New Zealand is still celebrating its World Cup rugby championship last month. It’s impossible to go anywhere in this country without seeing some AllBlacks flag, banner or momento. Players are featured in print and broadcast ads and even as part of the safety videos for Air New Zealand.
It’s good to be All Black if you’re a rugby player, but not necessarily so if you’re an animal. Nassim Taleb wrote a book called The Black Swan about how we don’t believe in the existence of the highly improbable (like the black swan) until it appears and we are confronted with evidence to that effect. In New Zealand today, in spite of a country devoted to animal and land conservation, it’s still legal to hunt black swans (which were brought over from Australia), but not the more ordinary white kind.
In many cultures, the “black sheep” is the one that stands out–it doesn’t belong with the rest of the flock, it’s seen as being worth less. New Zealand is known for having 10x the number of sheep as people.

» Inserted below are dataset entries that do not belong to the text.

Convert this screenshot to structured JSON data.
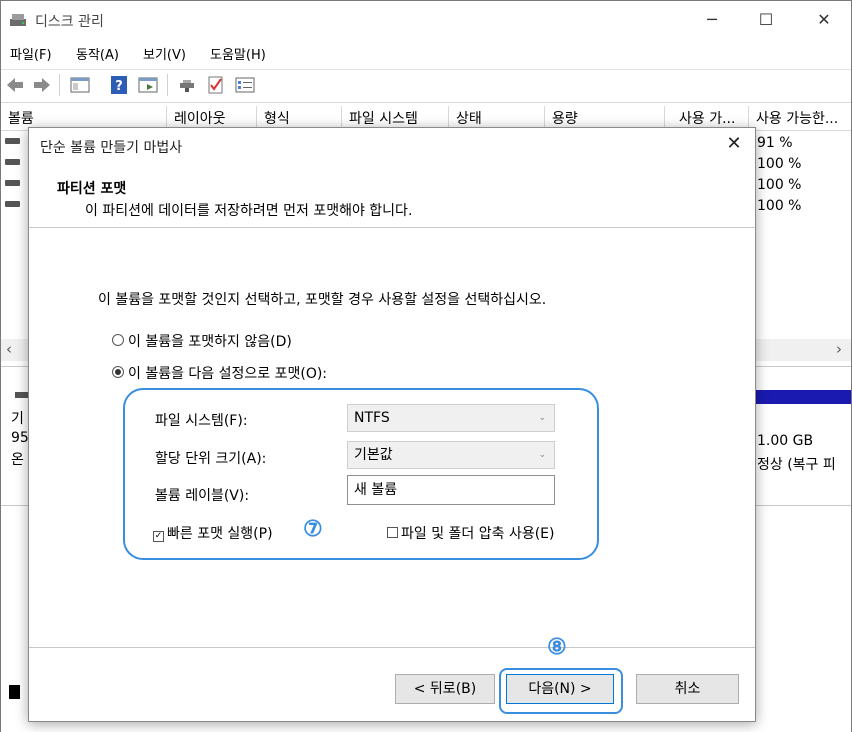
{
  "window": {
    "title": "디스크 관리",
    "controls": {
      "minimize": "─",
      "maximize": "☐",
      "close": "✕"
    }
  },
  "menu": [
    "파일(F)",
    "동작(A)",
    "보기(V)",
    "도움말(H)"
  ],
  "toolbar_icons": [
    "back-arrow-icon",
    "forward-arrow-icon",
    "console-tree-icon",
    "help-icon",
    "action-pane-icon",
    "connect-drive-icon",
    "check-icon",
    "properties-icon"
  ],
  "volume_list": {
    "columns": [
      "볼륨",
      "레이아웃",
      "형식",
      "파일 시스템",
      "상태",
      "용량",
      "사용 가...",
      "사용 가능한..."
    ],
    "visible_percent_free": [
      "91 %",
      "100 %",
      "100 %",
      "100 %"
    ]
  },
  "lower_pane": {
    "fragments": [
      "기",
      "95",
      "온",
      "1.00 GB",
      "정상 (복구 피"
    ]
  },
  "scroll": {
    "left": "‹",
    "right": "›"
  },
  "wizard": {
    "title": "단순 볼륨 만들기 마법사",
    "close": "✕",
    "heading": "파티션 포맷",
    "subheading": "이 파티션에 데이터를 저장하려면 먼저 포맷해야 합니다.",
    "instruction": "이 볼륨을 포맷할 것인지 선택하고, 포맷할 경우 사용할 설정을 선택하십시오.",
    "radio_no_format": "이 볼륨을 포맷하지 않음(D)",
    "radio_format": "이 볼륨을 다음 설정으로 포맷(O):",
    "selected_option": "format",
    "file_system_label": "파일 시스템(F):",
    "file_system_value": "NTFS",
    "allocation_label": "할당 단위 크기(A):",
    "allocation_value": "기본값",
    "volume_label_label": "볼륨 레이블(V):",
    "volume_label_value": "새 볼륨",
    "quick_format_label": "빠른 포맷 실행(P)",
    "quick_format_checked": true,
    "compression_label": "파일 및 폴더 압축 사용(E)",
    "compression_checked": false,
    "buttons": {
      "back": "< 뒤로(B)",
      "next": "다음(N) >",
      "cancel": "취소"
    }
  },
  "annotations": {
    "step7": "⑦",
    "step8": "⑧",
    "accent_color": "#3a8ee0"
  }
}
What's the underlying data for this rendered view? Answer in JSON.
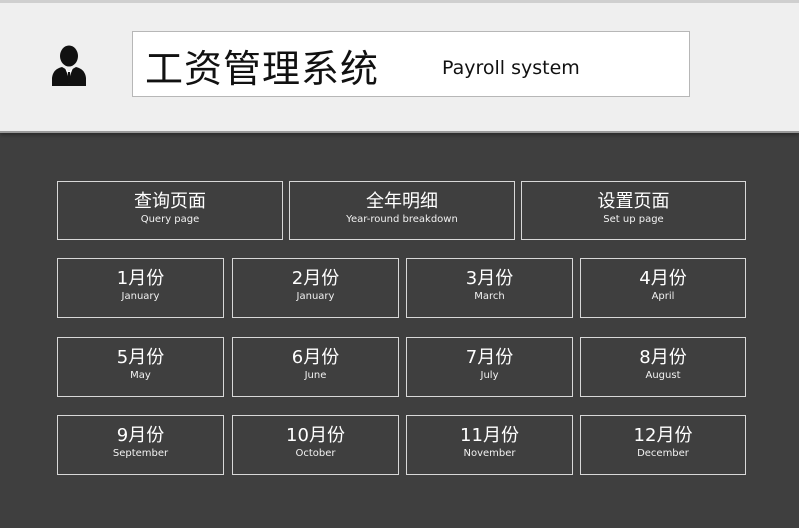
{
  "header": {
    "title_cn": "工资管理系统",
    "title_en": "Payroll system",
    "user_icon": "user-icon"
  },
  "nav": [
    {
      "cn": "查询页面",
      "en": "Query page"
    },
    {
      "cn": "全年明细",
      "en": "Year-round breakdown"
    },
    {
      "cn": "设置页面",
      "en": "Set up page"
    }
  ],
  "months": [
    {
      "cn": "1月份",
      "en": "January"
    },
    {
      "cn": "2月份",
      "en": "January"
    },
    {
      "cn": "3月份",
      "en": "March"
    },
    {
      "cn": "4月份",
      "en": "April"
    },
    {
      "cn": "5月份",
      "en": "May"
    },
    {
      "cn": "6月份",
      "en": "June"
    },
    {
      "cn": "7月份",
      "en": "July"
    },
    {
      "cn": "8月份",
      "en": "August"
    },
    {
      "cn": "9月份",
      "en": "September"
    },
    {
      "cn": "10月份",
      "en": "October"
    },
    {
      "cn": "11月份",
      "en": "November"
    },
    {
      "cn": "12月份",
      "en": "December"
    }
  ],
  "colors": {
    "background": "#3f3f3f",
    "header": "#efefef",
    "button_border": "#d8d8d8",
    "button_text": "#ffffff"
  }
}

What I’ve learned here is that changing the diet of the black sheep to a richer feed makes their wool much lighter–to the point where they look just slightly darker than the rest of the group. It’s a better fate than that of the black swan. Still one wonders why it’s so important to lighten up the wool when most of it is dyed for clothing anyway. Merino wool is highly prized and not inexpensive to purchase and it comes in just about all the colors of the rainbow.
Then there’s the possum. Depending on whom you talk to, it was brought to New Zealand for its fur or to help try and control the rabbit population. Unfortunately, the law of unintended consequences set in. There are twice as many possums as sheep and the number keeps rising. They eat up the natural vegetation and destoy habits for local animals, which may be why it’s said many New Zealanders feel the best thing they can do with a possum is run over it with their car.